Anbei eine kurze Visualisierung von bewusst globalen wissenschaftlichen Quellen, um das mal aus dem „Geisterfahrer“-Image der nationalen Nabelschau heraus zu halten. Demnach plant China sogar auf Gesamtsystemebene bis 2050 eine Reduktion des Primärenergiebedarf um ein Drittel – und bis dahin wird längst nicht alles elektrifizierbar sein, das ist nur ein Zwischenziel. Die Quellen und Pläne aus China stammen aus 2015 und Folgejahren. Das ist kein Zufall, denn da kam es zum großen Gamechanger: Die Evolution der Erneuerbaren zum billigsten Energieerzeuger, die seitdem weitere dramatische Fortschritte gemacht hat. Das war der Zeitraum, in dem China seine Mehrjahrespläne aufgestellt hat, als PV-, Batterie- und E-Auto-Technologien auf ihre Reise geschickt wurden. Eine Reise, die keineswegs beendet ist, Pläne, die keineswegs utopisch sind, die nicht scheitern, sondern eher übererfüllt werden.
Das darf im Jahr 2025 endlich mal breiter erkannt werden, statt „aber China“ mit allem möglichen Unfug dazu zu sagen – und weiter über Primärenergiebedarf zu plaudern, ein Begriff, der ins Museum gehört!
Dieses Thema ist global nämlich knallhart rein ökonomisch getrieben. Gegen diese Effizienzvorteile ist alles andere schlicht unwirtschaftlich. Wer meint, das aufhalten zu können, wird daran scheitern und mit seinen Verzögerungen nur der eigenen Wirtschaft schaden.
Das ist nämlich „Geisterfahrerei“ und hier liegt das tiefe Problem des Reiche-Ministeriums: Der eigentliche Plan dahinter ist eine Verzögerung der Elektrifizierung. Das scharfe Schwert dazu ist die Infrastruktur, vor allem die Netze. Wenn man deren Leistung nicht ausbaut, hat man starke Argumente, Erneuerbare Erzeuger nicht oder langsamer auszubauen und es auch mit E-Autos oder Wärmepumpen langsamer anzugehen. So lange unsere Öffentlichkeit sich durch die ökonomisch grundfalschen Argumente vernebeln lässt, Netze seien zu teuer, es sei „sparsam“, die entlang einer „vorsichtig seriösen“ Planung auszubauen, wird dann mit der „Versorgungssicherheit“ jeder leicht überzeugbar sein, man müsse den ganzen Elektrifizierungsplan langsamer angehen. Das ist dann nur noch Physik und Blackoutgefahr, da muss man dann realistisch denken.

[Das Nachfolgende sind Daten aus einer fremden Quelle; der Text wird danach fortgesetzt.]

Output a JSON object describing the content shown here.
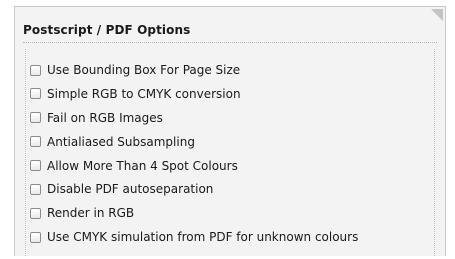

Nein, das Gegenteil muss passieren, so wie es die nicht geisterfahrenden Chinesen sowie immer mehr andere erkannt haben: Die Ziele der Elektrifizierung müssen ambitioniert gesetzt werden und alles weitere hat dem zu folgen. Die Infrastrukturen definieren nicht die Anforderungen, sondern die Anforderungen die Infrastrukturen.
Die Substitution der fossilen Kraftstoffe und der Rückgang des Primärenergiebedarfs bei gleichzeitigem Wachstum des Energiekonsums in Form von Nutzenergie ist dann keine Quadratur des Kreises, wie Sinn et al. mit schwachen Argumenten behaupten, sondern eine ganz normale Folge aufgrund von Physik, Technologie und Ingenieurskunst.